Her first forecast caused her friend to disappear and precipitated a thirteen year path to disaster; can the forecast unravel past and future in time to save them now?
Carma learned hacking and heists playing with David when they were kids. She followed him everywhere, even shivering waist-deep into the cold lagoon to spy directly on Merlin, the Intelligent Data running Vancouver since the rebuild. But when they first kissed, that kiss intrigued her more than any of their games and she spent her life savings to forecast it. He’s been missing ever since.
At You+, Carma works as root matchmaker alongside her best (and only) friend who forecasts fashion. Her childhood of deceitful plotting makes her brilliant at matching couples but otherwise dreadful in life. She never considers a heist of her own until one is forecasted to explain David’s disappearance and how to find him.
The heist is successful — too successful — and Carma is arrested for conspiracy to collapse the economy! The Data Agency wants her help to avert disaster and will get it, willingly or not. A fashion counter-revolution, emergence of a hidden “ghost” population, and a tense first contact with China are competing threats that ensnare everyone Carma knows, including the missing David.
If Merlin crashes, the collapse would leave the city isolated, starving and ignorant, and all trace of David gone forever. But what can she do when the assigned agent and maybe even Merlin itself is lying to her?
The idea for this story began as a simple romance: she’s falling in love with him despite being embarrassed by him (in a very shallow future); they break up; he rises to the top of social ladder by devising an app to predict fashion while she plummets to the bottom (for reasons that I hadn’t worked out); a fashion counter-revolution equalizes them and they get back together. [Note that this barely resembles the current story.]
I fleshed it out during Nanowrimo last fall — the future they were in (dystopian of course), the characters, their motivations — and found myself converging toward a vastly different story!
December I let it sit and Jan/Feb I tore it apart. I’ve restarted draft 1 (and calling my Nanowrimo one draft 0) from an detailed outline, cornering all the major events, climax and resolution (mostly/sort of but leaving room for the protagonist to make a few major decisions that will decide the ending, her own choose-your-own-adventure).
I submitted this pitch to the affiliate competition Pitchapalooza.

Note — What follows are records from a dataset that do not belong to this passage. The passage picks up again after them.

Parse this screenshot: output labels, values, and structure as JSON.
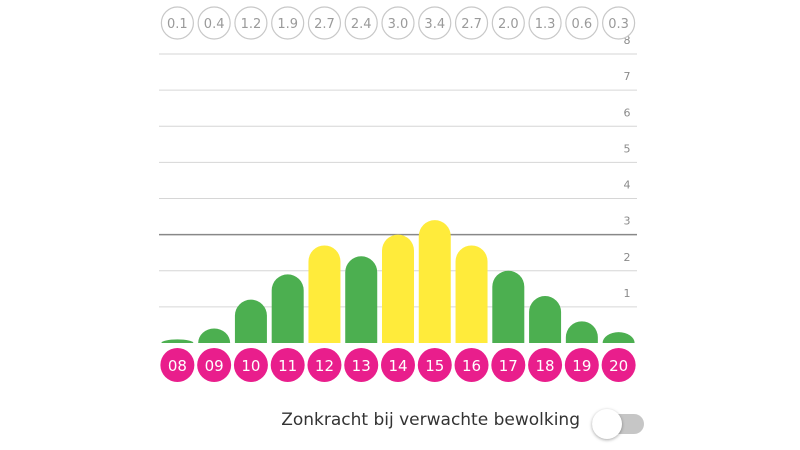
{
  "chart_data": {
    "type": "bar",
    "categories": [
      "08",
      "09",
      "10",
      "11",
      "12",
      "13",
      "14",
      "15",
      "16",
      "17",
      "18",
      "19",
      "20"
    ],
    "values": [
      0.1,
      0.4,
      1.2,
      1.9,
      2.7,
      2.4,
      3.0,
      3.4,
      2.7,
      2.0,
      1.3,
      0.6,
      0.3
    ],
    "value_labels": [
      "0.1",
      "0.4",
      "1.2",
      "1.9",
      "2.7",
      "2.4",
      "3.0",
      "3.4",
      "2.7",
      "2.0",
      "1.3",
      "0.6",
      "0.3"
    ],
    "bar_colors": [
      "#4caf50",
      "#4caf50",
      "#4caf50",
      "#4caf50",
      "#ffeb3b",
      "#4caf50",
      "#ffeb3b",
      "#ffeb3b",
      "#ffeb3b",
      "#4caf50",
      "#4caf50",
      "#4caf50",
      "#4caf50"
    ],
    "ylim": [
      0,
      8
    ],
    "yticks": [
      "1",
      "2",
      "3",
      "4",
      "5",
      "6",
      "7",
      "8"
    ],
    "grid": true,
    "emphasized_gridline": 3,
    "legend": "none"
  },
  "colors": {
    "green": "#4caf50",
    "yellow": "#ffeb3b",
    "hour_badge": "#e91e8c",
    "grid": "#d6d6d6",
    "grid_strong": "#888888",
    "badge_outline": "#c8c8c8",
    "badge_text": "#9a9a9a"
  },
  "toggle": {
    "label": "Zonkracht bij verwachte bewolking",
    "on": false
  }
}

Pitching within the 250 word limit led back and forth to changes in the overall outline: I had to present the protagonist, her motivation/obstacles/failed attempt to overcome it and the crisis that it led to, her world, the stakes and all in the correct tone for the genre1. Both flow far more smoothly and I can ‘feel’ the whole story fit together now.
Back to writing and we’ll see just how far I deviate after I’m done!
1. I still don’t think I’ve nailed it. But then what do I know: it’s still not finished.